Am 01.11.2018 um 13:10 schrieb Stephen Connolly 
<stephen.alan.conno...@gmail.com>:
> 
> On Thu, 1 Nov 2018 at 11:57, Mirko Friedenhagen <mfriedenha...@gmx.de 
> <mailto:mfriedenha...@gmx.de>>
> wrote:
> 
>> # Meaning of life - for Maven Core
>> * For Maven 2[4] there is a dedicated page what EOL does mean.
>> * I think maybe we (I am not very active currently, sorry) should at least
>> manifest somewhere the meaning of life of a Maven core release as well.
>> * Some ideas follow, YMMV :-)
>> 
>> ## Core gets patched!
>> * Looking at Maven's history page[2], I found no minor release was ever
>> updated to a new micro version after a new minor was released.
>> * So obviously a core version being not in the EOL state does not mean
>> that anything will be patched in a micro release (Or does it?
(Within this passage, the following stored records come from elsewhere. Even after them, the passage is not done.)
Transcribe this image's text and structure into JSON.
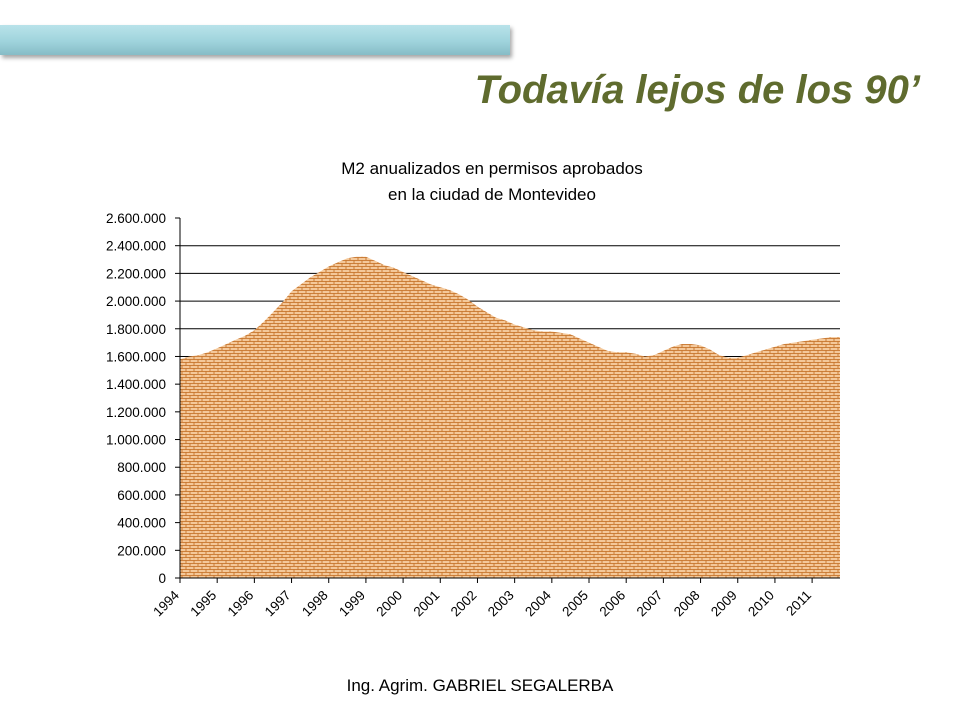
{
  "slide": {
    "title": "Todavía lejos de los 90’",
    "footer": "Ing. Agrim. GABRIEL SEGALERBA",
    "accent_bar_color": "#9fd3dc",
    "title_color": "#5f6b2e"
  },
  "chart_data": {
    "type": "area",
    "title": [
      "M2 anualizados en permisos aprobados",
      "en la ciudad de Montevideo"
    ],
    "xlabel": "",
    "ylabel": "",
    "categories": [
      "1994",
      "1995",
      "1996",
      "1997",
      "1998",
      "1999",
      "2000",
      "2001",
      "2002",
      "2003",
      "2004",
      "2005",
      "2006",
      "2007",
      "2008",
      "2009",
      "2010",
      "2011"
    ],
    "ylim": [
      0,
      2600000
    ],
    "yticks": [
      0,
      200000,
      400000,
      600000,
      800000,
      1000000,
      1200000,
      1400000,
      1600000,
      1800000,
      2000000,
      2200000,
      2400000,
      2600000
    ],
    "ytick_labels": [
      "0",
      "200.000",
      "400.000",
      "600.000",
      "800.000",
      "1.000.000",
      "1.200.000",
      "1.400.000",
      "1.600.000",
      "1.800.000",
      "2.000.000",
      "2.200.000",
      "2.400.000",
      "2.600.000"
    ],
    "grid": {
      "horizontal": true,
      "at": [
        1600000,
        1800000,
        2000000,
        2200000,
        2400000
      ]
    },
    "fill_color": "#f4c89a",
    "pattern_color": "#c0691c",
    "series": [
      {
        "x": [
          1994,
          1994.25,
          1994.5,
          1994.75,
          1995,
          1995.25,
          1995.5,
          1995.75,
          1996,
          1996.25,
          1996.5,
          1996.75,
          1997,
          1997.25,
          1997.5,
          1997.75,
          1998,
          1998.25,
          1998.5,
          1998.75,
          1999,
          1999.25,
          1999.5,
          1999.75,
          2000,
          2000.25,
          2000.5,
          2000.75,
          2001,
          2001.25,
          2001.5,
          2001.75,
          2002,
          2002.25,
          2002.5,
          2002.75,
          2003,
          2003.25,
          2003.5,
          2003.75,
          2004,
          2004.25,
          2004.5,
          2004.75,
          2005,
          2005.25,
          2005.5,
          2005.75,
          2006,
          2006.25,
          2006.5,
          2006.75,
          2007,
          2007.25,
          2007.5,
          2007.75,
          2008,
          2008.25,
          2008.5,
          2008.75,
          2009,
          2009.25,
          2009.5,
          2009.75,
          2010,
          2010.25,
          2010.5,
          2010.75,
          2011,
          2011.25,
          2011.5,
          2011.75
        ],
        "values": [
          1580000,
          1600000,
          1610000,
          1630000,
          1660000,
          1690000,
          1720000,
          1750000,
          1790000,
          1850000,
          1920000,
          1990000,
          2070000,
          2120000,
          2170000,
          2210000,
          2250000,
          2280000,
          2310000,
          2320000,
          2320000,
          2290000,
          2260000,
          2240000,
          2210000,
          2180000,
          2150000,
          2120000,
          2100000,
          2080000,
          2050000,
          2010000,
          1960000,
          1920000,
          1880000,
          1860000,
          1830000,
          1810000,
          1790000,
          1780000,
          1780000,
          1770000,
          1760000,
          1730000,
          1700000,
          1670000,
          1640000,
          1630000,
          1630000,
          1620000,
          1600000,
          1610000,
          1640000,
          1670000,
          1690000,
          1690000,
          1680000,
          1650000,
          1610000,
          1590000,
          1590000,
          1610000,
          1630000,
          1650000,
          1670000,
          1690000,
          1700000,
          1710000,
          1720000,
          1730000,
          1740000,
          1740000
        ]
      }
    ]
  }
}
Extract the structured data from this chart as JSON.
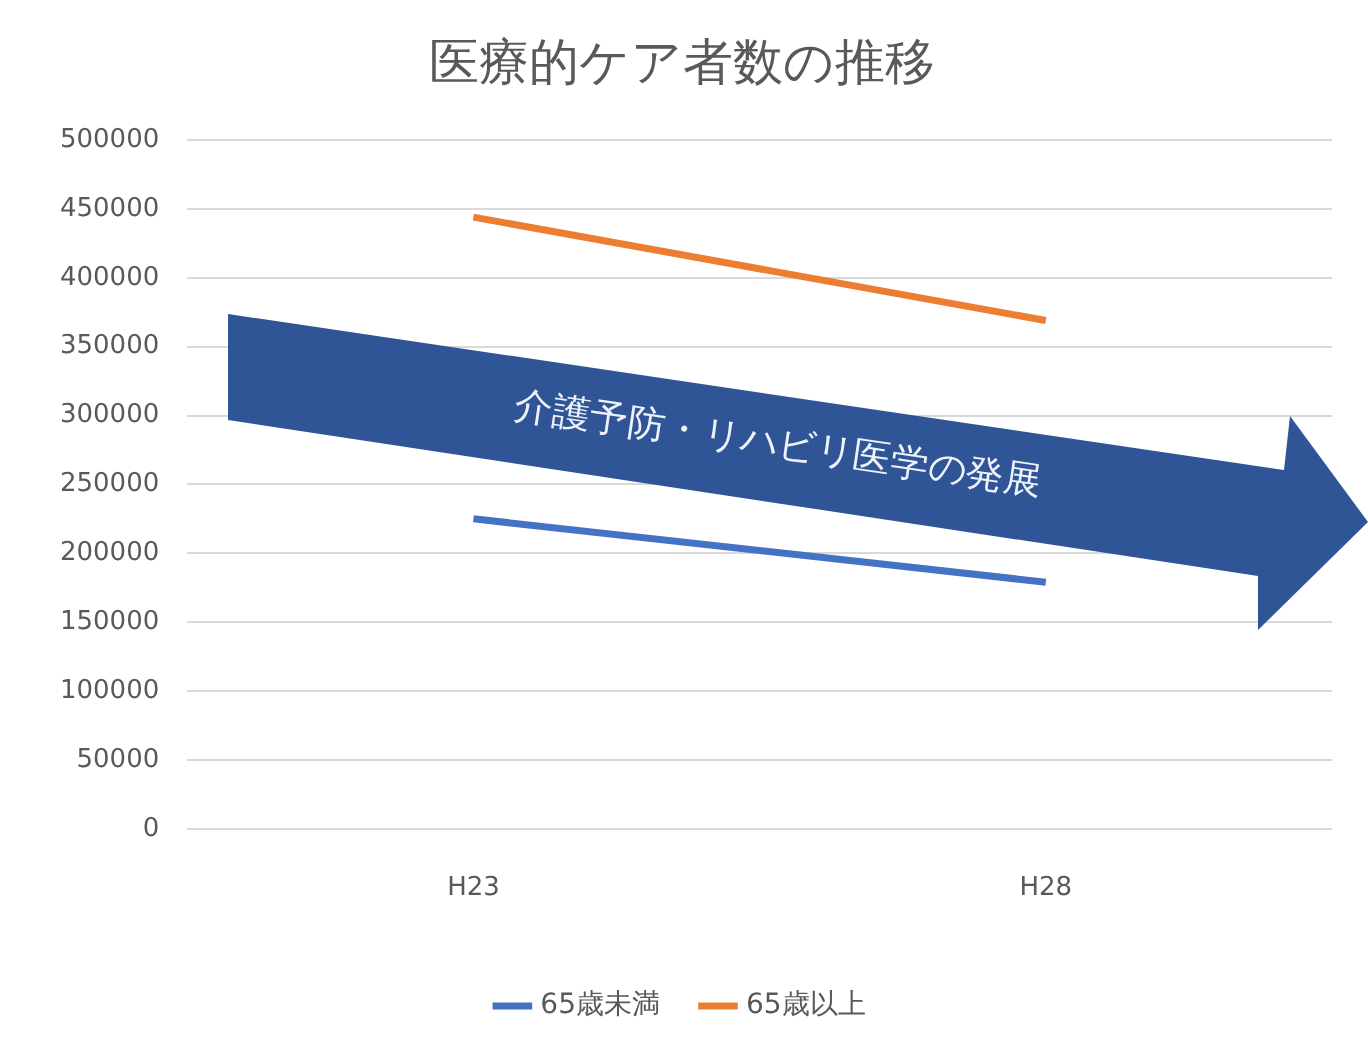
{
  "chart_data": {
    "type": "line",
    "title": "医療的ケア者数の推移",
    "categories": [
      "H23",
      "H28"
    ],
    "series": [
      {
        "name": "65歳未満",
        "color": "#4472c4",
        "values": [
          225000,
          179000
        ]
      },
      {
        "name": "65歳以上",
        "color": "#ed7d31",
        "values": [
          444000,
          369000
        ]
      }
    ],
    "ylim": [
      0,
      500000
    ],
    "yticks": [
      0,
      50000,
      100000,
      150000,
      200000,
      250000,
      300000,
      350000,
      400000,
      450000,
      500000
    ],
    "grid": "y",
    "legend": "bottom",
    "marker": "none",
    "line_style": "solid",
    "annotations": [
      "介護予防・リハビリ医学の発展"
    ]
  }
}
Would a
>> „blocker" bug found in 3.0.5 lead to a 3.0.6?).
>> 
> 
> A critical security issue *might* be assessed by the PMC as warranting an
> update to some of the older release lines, but that would really require
> known compatibility issues that seriously block users upgrading to the
> latest and greatest Maven Core and a very serious security issue.
> 
> Until we hit Maven 4.x and 5.x this should be mostly unlikely to occur...
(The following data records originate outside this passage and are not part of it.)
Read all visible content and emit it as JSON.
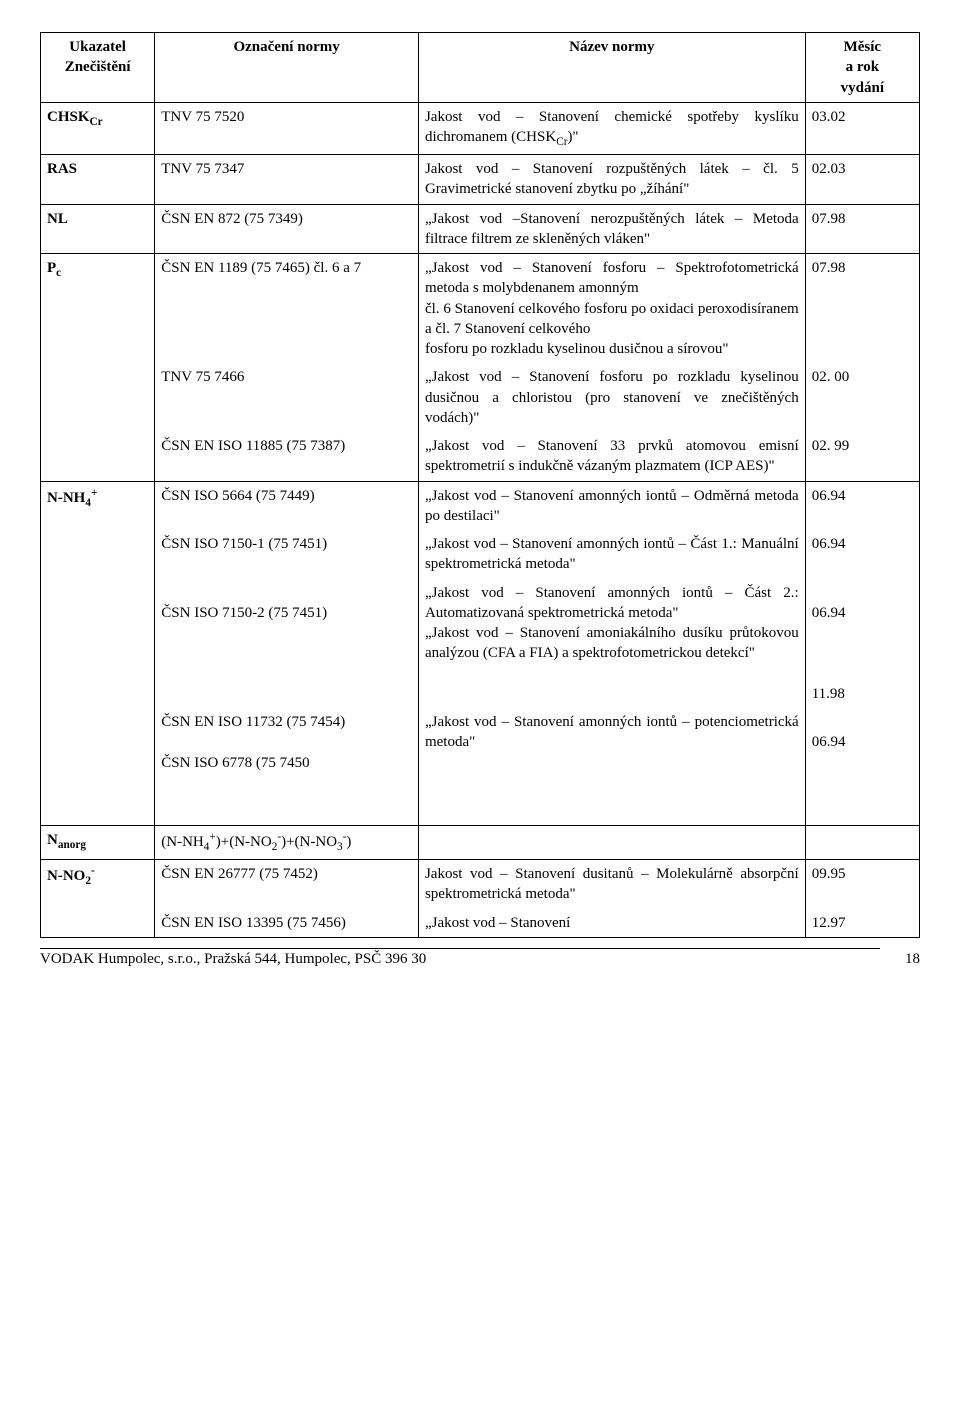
{
  "header": {
    "col_a1": "Ukazatel",
    "col_a2": "Znečištění",
    "col_b": "Označení normy",
    "col_c": "Název normy",
    "col_d1": "Měsíc",
    "col_d2": "a rok",
    "col_d3": "vydání"
  },
  "rows": {
    "chsk": {
      "ind_pre": "CHSK",
      "ind_sub": "Cr",
      "norm": "TNV 75 7520",
      "desc1": "Jakost vod – Stanovení chemické spotřeby kyslíku dichromanem (CHSK",
      "desc_sub": "Cr",
      "desc2": ")\"",
      "date": "03.02"
    },
    "ras": {
      "ind": "RAS",
      "norm": "TNV 75 7347",
      "desc": "Jakost vod – Stanovení rozpuštěných látek – čl. 5 Gravimetrické stanovení zbytku po „žíhání\"",
      "date": "02.03"
    },
    "nl": {
      "ind": "NL",
      "norm": "ČSN EN 872 (75 7349)",
      "desc": "„Jakost vod –Stanovení nerozpuštěných látek – Metoda filtrace filtrem ze skleněných vláken\"",
      "date": "07.98"
    },
    "pc": {
      "ind_pre": "P",
      "ind_sub": "c",
      "norm1": "ČSN EN 1189 (75 7465) čl. 6 a 7",
      "norm2": "TNV 75 7466",
      "norm3": "ČSN EN ISO 11885 (75 7387)",
      "desc1": "„Jakost vod – Stanovení fosforu – Spektrofotometrická metoda s molybdenanem amonným",
      "desc1b": "čl. 6 Stanovení celkového fosforu po oxidaci peroxodisíranem a čl. 7 Stanovení celkového",
      "desc1c": "fosforu po rozkladu kyselinou dusičnou a sírovou\"",
      "desc2": "„Jakost vod – Stanovení fosforu po rozkladu kyselinou dusičnou a chloristou (pro stanovení ve znečištěných vodách)\"",
      "desc3": "„Jakost vod – Stanovení 33 prvků atomovou emisní spektrometrií s indukčně vázaným plazmatem (ICP AES)\"",
      "date1": "07.98",
      "date2": "02. 00",
      "date3": "02. 99"
    },
    "nnh4": {
      "ind_pre": "N-NH",
      "ind_sub": "4",
      "ind_sup": "+",
      "norm1": "ČSN ISO 5664 (75 7449)",
      "norm2": "ČSN ISO 7150-1 (75 7451)",
      "norm3": "ČSN ISO 7150-2 (75 7451)",
      "norm4": "ČSN EN ISO 11732 (75 7454)",
      "norm5": "ČSN ISO 6778 (75 7450",
      "desc1": "„Jakost vod – Stanovení amonných iontů – Odměrná metoda po destilaci\"",
      "desc2": "„Jakost vod – Stanovení amonných iontů – Část 1.: Manuální spektrometrická metoda\"",
      "desc3a": "„Jakost vod – Stanovení amonných iontů – Část 2.: Automatizovaná spektrometrická  metoda\"",
      "desc3b": "„Jakost vod – Stanovení amoniakálního dusíku průtokovou analýzou (CFA a FIA) a spektrofotometrickou detekcí\"",
      "desc5": "„Jakost vod – Stanovení amonných iontů – potenciometrická metoda\"",
      "date1": "06.94",
      "date2": "06.94",
      "date3": "06.94",
      "date4": "11.98",
      "date5": "06.94"
    },
    "nanorg": {
      "ind_pre": "N",
      "ind_sub": "anorg",
      "norm_a": "(N-NH",
      "norm_b": ")+(N-NO",
      "norm_c": ")+(N-NO",
      "norm_d": ")"
    },
    "nno2": {
      "ind_pre": "N-NO",
      "ind_sub": "2",
      "ind_sup": "-",
      "norm1": "ČSN EN 26777 (75 7452)",
      "norm2": "ČSN EN ISO 13395 (75 7456)",
      "desc1": "Jakost vod – Stanovení dusitanů – Molekulárně absorpční spektrometrická metoda\"",
      "desc2": "„Jakost vod – Stanovení",
      "date1": "09.95",
      "date2": "12.97"
    }
  },
  "footer": {
    "left": "VODAK Humpolec, s.r.o., Pražská 544, Humpolec, PSČ 396 30",
    "page": "18"
  }
}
> but I would not hold my breath


So for the practical issue of Homebrew, I would suggest to drop 3.0 and 3.1 as 
they are not even tested nowadays for compatibility with current plugins’ 
masters anyways.

Is the idea of having a page where your statement in regards of patching as 
decided by a PMC  is written down, so people know what to expect (or not) a 
good one or is this administrative overkill?

At least something like a standard test matrix page could be added to the Maven 
site, where the matrices are outlined. Anyone looking at the page may then 
decide how risky using an outdated version is.